Chodzi o artykuł, w którym obrazy nie są do końca istotne – co robisz? Możesz spróbować wstawić odpowiednie zdjęcie, co w tym przypadku wydłuży czas oczekiwania:
Źródło: blog.snappa.com
Wydłużenie czasu odwiedzin o prawie 50% dzięki wybraniu odpowiedniego obrazu w celu uzasadnienia treści. To nie jest takie złe. Oczywiście jest to wspaniały przykład – nadal możesz być więcej niż szczęśliwy, jeśli po prostu zwiększysz go o kilka procent – ostatecznie może to mieć ogromne znaczenie.
Czas przebywania i znaczenie SEO ?
Kontynuując tę samą sprawę, w której jest oczywiste, że nastąpił wzrost ruchu. Może to wynikać z kilku rzeczy i nie jest powiedziane, ile wysiłku wkłada się w budowanie linków, optymalizację tekstu i + 200 innych parametrów, na które patrzy Google.

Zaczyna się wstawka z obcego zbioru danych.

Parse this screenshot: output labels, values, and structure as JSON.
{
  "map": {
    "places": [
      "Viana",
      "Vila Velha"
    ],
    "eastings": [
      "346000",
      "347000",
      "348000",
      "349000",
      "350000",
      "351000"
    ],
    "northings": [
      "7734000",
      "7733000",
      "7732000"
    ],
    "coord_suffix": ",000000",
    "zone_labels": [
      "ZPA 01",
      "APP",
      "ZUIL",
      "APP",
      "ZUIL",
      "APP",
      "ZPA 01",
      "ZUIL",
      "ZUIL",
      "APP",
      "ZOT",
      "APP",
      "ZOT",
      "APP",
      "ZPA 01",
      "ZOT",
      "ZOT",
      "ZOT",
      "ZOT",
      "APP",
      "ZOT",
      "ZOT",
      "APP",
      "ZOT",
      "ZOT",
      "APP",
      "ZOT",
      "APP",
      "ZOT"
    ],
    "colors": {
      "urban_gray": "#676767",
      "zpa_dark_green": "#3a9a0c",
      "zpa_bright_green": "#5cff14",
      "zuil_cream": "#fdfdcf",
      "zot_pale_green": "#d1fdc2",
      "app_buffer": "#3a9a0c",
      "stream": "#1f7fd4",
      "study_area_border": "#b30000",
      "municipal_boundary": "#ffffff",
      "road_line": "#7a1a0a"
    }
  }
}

Biorąc to pod uwagę, wydłużenie czasu wizyty z pewnością miało na to wpływ. W rzeczywistości Google naprawdę chce pokazać to, co najlepsze swoim wiernym odwiedzającym. A kiedy wyszukiwarka nagle odkrywa, że ludzie spędzają więcej czasu na stronie, szybko zakłada, że musi to być spowodowane tym, że znaleziono coś związanego ze słowem kluczowym, z którego wchodzi odwiedzający. I cóż – to prowadzi do lepszego rozmieszczenia.
Jeśli jednak masz stronę, na której ludzie wchodzą i wyskakują, odczujesz odwrotny efekt. Dlatego wszystkie treści muszą być odpowiednie i jadalne. Dotyczy to obrazów, wideo, tekstu i innych.
Wniosek
Dobra kopia i świetne zdjęcia to z pewnością przypadek, w którym 2+2 równa się 5. Dlatego trzeba popracować nad budowaniem ich jako wzajemnego uzupełniania się, a nie postrzegania ich jako dwóch oddzielnych elementów.
W harmonii może to prowadzić do lepszych pozycji w wyszukiwarkach, większej liczby konwersji, zwiększenia poziomu interakcji i czytelności Twojej kopii.
Mam nadzieję, że ten post będzie przydatny, a przynajmniej wyjaśni wszelkie niejasności dotyczące całego UX i SEO „albo albo”. To naprawdę rodzina, która musi nauczyć się współpracować.